Learning to Live with the Human Error in Artificial Intelligence
Today, there is a lot of talk about AI bias and tech companies are trying to find “ethical” solutions to “combat algorithmic bias” in their products and technologies; they’re funding research and setting up advisory committees that aim to examine the ethical and policy impacts of their technologies. At the heart of these strategies and practices adopted by companies is the very understanding that algorithms are biased because they have been fed with “bad data” and that therefore, in order to correct algorithmic bias, companies must train algorithms with “fair” or “unbiased data”. Current strategies to ‘combat algorithmic bias’ in the industry are deeply problematic because they push forward the belief that algorithms can be corrected and that they can be unbiased .

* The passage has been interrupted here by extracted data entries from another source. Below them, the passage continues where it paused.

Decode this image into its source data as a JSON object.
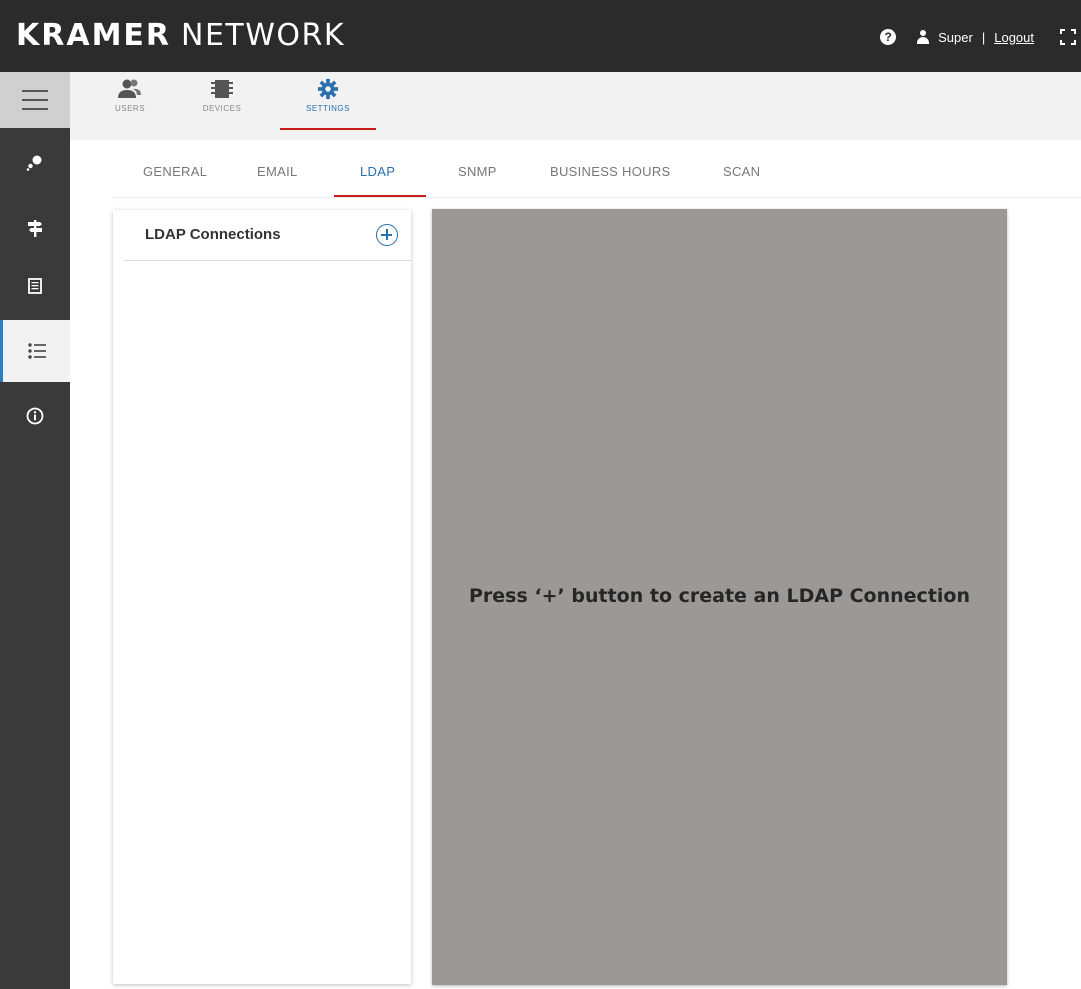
{
  "header": {
    "brand_bold": "KRAMER",
    "brand_light": "NETWORK",
    "help_icon": "?",
    "user": "Super",
    "separator": "|",
    "logout": "Logout"
  },
  "sidebar": {
    "items": [
      {
        "icon": "hamburger-menu-icon"
      },
      {
        "icon": "network-nodes-icon"
      },
      {
        "icon": "signpost-icon"
      },
      {
        "icon": "document-icon"
      },
      {
        "icon": "list-icon",
        "active": true
      },
      {
        "icon": "info-icon"
      }
    ]
  },
  "topnav": {
    "items": [
      {
        "label": "USERS",
        "icon": "users-icon"
      },
      {
        "label": "DEVICES",
        "icon": "devices-icon"
      },
      {
        "label": "SETTINGS",
        "icon": "gear-icon",
        "active": true
      }
    ]
  },
  "tabs": [
    {
      "label": "GENERAL"
    },
    {
      "label": "EMAIL"
    },
    {
      "label": "LDAP",
      "active": true
    },
    {
      "label": "SNMP"
    },
    {
      "label": "BUSINESS HOURS"
    },
    {
      "label": "SCAN"
    }
  ],
  "ldap_panel": {
    "title": "LDAP Connections",
    "add_icon": "plus-circle-icon"
  },
  "content": {
    "message": "Press ‘+’ button to create an LDAP Connection"
  },
  "colors": {
    "header_bg": "#2b2b2b",
    "sidebar_bg": "#3a3a3a",
    "accent_blue": "#2a6fb0",
    "accent_red": "#c81e1e",
    "content_gray": "#9a9998"
  }
}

These strategies to ‘combat algorithmic bias’ are, in my opinion, not only problematic but completely miss the point. There is no such thing as a computer system that is not biased. In 1996, Friedman and Nissenbaum, for example, identified three types of bias in computer systems: pre-existing bias (the bias of humans designing computer systems and the bias produced by the cultural context that influences the design), technical bias (there is often a lack of resources in developing computer systems and engineers work with technical limitations – just think of the example of emotion recognition), and emergent bias (society is always changing and so technologies designed at one time or in one cultural context might become biased in a different time and context) .
Algorithms and AI systems are human-made. Thus, they will always be shaped by the cultural values and beliefs of humans and the technical and social conditions that created them. Rather than trying to fix the biases of AI systems and their human error, we need to find ways to coexist with it. Anthropology can help us a lot here. Anthropologists have long sought to address the fact that individuals necessarily interpret real-life phenomena according to their cultural beliefs and experience , and that cultural biases necessarily translate into the systems we construct, including scientific systems . From an anthropological perspective, there is nothing we can really do to ‘correct’ or combat our cultural bias, because it will always be there. The only thing we can do is to acknowledge the existence of prejudice through a self-reflective practice and admit that the systems, representations, and artifacts we construct will never be truly ‘objective’. This same understanding should be applied to our AI systems.